Da un soggetto di Rodolfo Sonego (il cervello di Alberto Sordi, come recita l’omonimo libro di Tatti Sanguineti), e sceneggiato dallo stesso assieme a Monicelli, la pellicola è una commedia abbastanza riuscita, che anticipa di qualche anno la vera commedia all’italiana, che riuscirà sovente a fustigare con veemenza la società del Belpaese. Secondo le confessioni di Sonego, contenute nel monumentale libro di Sanguineti, gli spunti che fecero scaturire “La paura” furono due: il vero carattere codardo di Alberto Sordi, e il rigido periodo politico in cui si trovava l’Italia, sotto il tallone poliziesco di Mario Scelba (Ministro dell’interno). Il protagonista intagliato da Sordi, che fornisce un’interpretazione sobria e con poche esagerazioni, e marca il suo spostamento dalle macchiette a personaggi con una fisionomia radicata nella realtà, rispecchia pienamente l’italiano medio, tanto di allora quanto di adesso. Alberto Menichetti è certamente un mediocre, mosso solo da propositi individualisti (cioè non farsi del male anche a discapito degli altri), che galleggia nell’azienda in cui lavora e nella società italiana, ma a guardare attentamente è ben spalleggiato dai suoi due colleghi (Mario Carotenuto e Leopoldo Trieste), con cui discute animatamente sulle storture della società (quella in cui lavorano e il paese intero). Tutti e tre, però, non si azzardano a protestare, come ad esempio quando i facchini dello stabilimento in cui lavorano indicono uno sciopero. Questi demenziali chiacchiericci politici, assieme alle scene sulla celere e quella in ospedale con il padre chirurgo e suo figlio assistente (stoccata al nepotismo), sono frutto dell’ingegno di Sonego, che seppe con arguzia mettere l’accento sulle “particolarità” italiane (tanto di allora quanto di adesso).

Intorno a queste perspicaci intuizioni, che impreziosiscono Un eroe dei nostri tempi e permettono a Sordi di vestire i panni di un personaggio interessante e aderente alla realtà, ruotano altre scenette di comicità più semplice.
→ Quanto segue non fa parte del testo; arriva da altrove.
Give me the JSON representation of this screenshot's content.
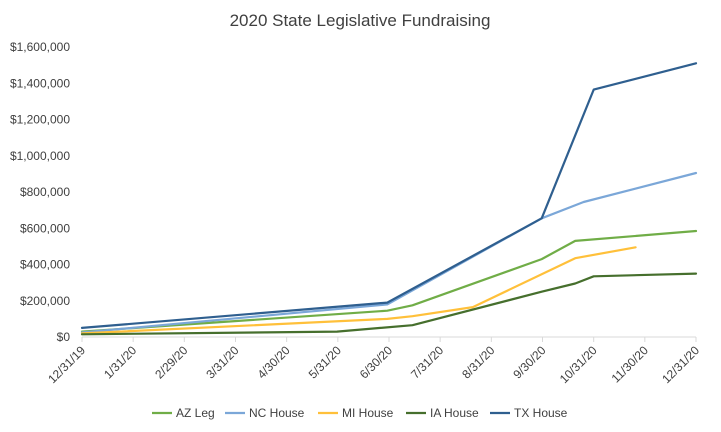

Ci sono i duetti con Franca Valeri, che nel 1955 interpretò al fianco di Sordi anche Il segno di Venere di Dino Risi e Piccola posta di Steno, e le gags con Tina Pica, nel ruolo di una delle zie di Menichetti. Menzione a parte la scena in cui compare Fernando, interpretato da un giovane Carlo Pedersoli che sarà più noto come Bud Spencer. La scena in cui il massiccio Fernando attende sotto casa Menichetti, ricorda molto quella che si vedrà in Febbre da cavallo di Steno (1977), in cui Er pomata (Enrico Montesano) non può tornare a casa perché davanti al portone c’è il tarchiato er Ventresca (Giancarlo Gregorini) ad attenderlo minacciosamente.